Higher is usually better
Importance, interest, and credibility become stronger as the number rises.
This guide explains where the numbers come from, what they measure, and how to read them without technical jargon.
These scores are automated hints. They help you orient yourself quickly, but they do not replace reading the story and checking sources.
Importance, interest, and credibility become stronger as the number rises.
Manipulation and advertisement scores are warning signals. A higher number means more caution, not better quality.
0-30 is usually low, 40-60 is medium, and 70-100 is high.
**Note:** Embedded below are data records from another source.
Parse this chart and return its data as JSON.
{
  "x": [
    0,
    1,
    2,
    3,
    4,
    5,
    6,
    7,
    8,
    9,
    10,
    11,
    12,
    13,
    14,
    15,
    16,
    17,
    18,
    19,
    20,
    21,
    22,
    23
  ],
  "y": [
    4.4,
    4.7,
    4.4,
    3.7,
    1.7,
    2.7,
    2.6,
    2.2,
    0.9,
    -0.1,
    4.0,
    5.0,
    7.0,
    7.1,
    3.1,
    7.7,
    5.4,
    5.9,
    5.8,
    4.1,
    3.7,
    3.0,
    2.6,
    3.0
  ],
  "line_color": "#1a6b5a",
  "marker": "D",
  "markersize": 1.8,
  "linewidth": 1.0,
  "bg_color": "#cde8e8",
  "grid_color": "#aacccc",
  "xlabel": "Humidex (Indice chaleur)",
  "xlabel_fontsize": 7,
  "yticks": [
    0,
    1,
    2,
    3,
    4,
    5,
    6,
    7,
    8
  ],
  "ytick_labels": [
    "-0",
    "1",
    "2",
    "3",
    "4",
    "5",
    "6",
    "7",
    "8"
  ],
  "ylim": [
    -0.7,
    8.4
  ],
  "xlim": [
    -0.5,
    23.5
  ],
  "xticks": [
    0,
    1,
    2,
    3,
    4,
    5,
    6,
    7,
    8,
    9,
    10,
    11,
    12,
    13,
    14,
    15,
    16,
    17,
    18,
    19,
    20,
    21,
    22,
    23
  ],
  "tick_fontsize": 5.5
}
These ranges are guidance, not hard law.
Different parts of the product use different inputs, so the same kind of number on two screens does not always mean the same thing.
For a single news story, the system looks at the title, description, article text, and source information.
For fact-checks, it compares key claims with outside sources and evidence.
For an event, it combines several published articles about the same topic and calculates shared metrics.
For Pulse, it looks at the published news stream from the last 24 hours.
For event turbulence, it looks at how coverage around one event changes over the last 48 hours.
These scores belong to one published article. They are not the same thing as event-level or Pulse-level metrics.
An event groups multiple published articles about the same topic. These numbers describe the coverage around that topic, not just one story.
Pulse describes the overall news stream. It summarizes what is happening across published coverage during the last 24 hours.
The safest way to use the metrics is to read several numbers together instead of trusting one score alone.
The page should help you move faster, but it should also be honest about uncertainty.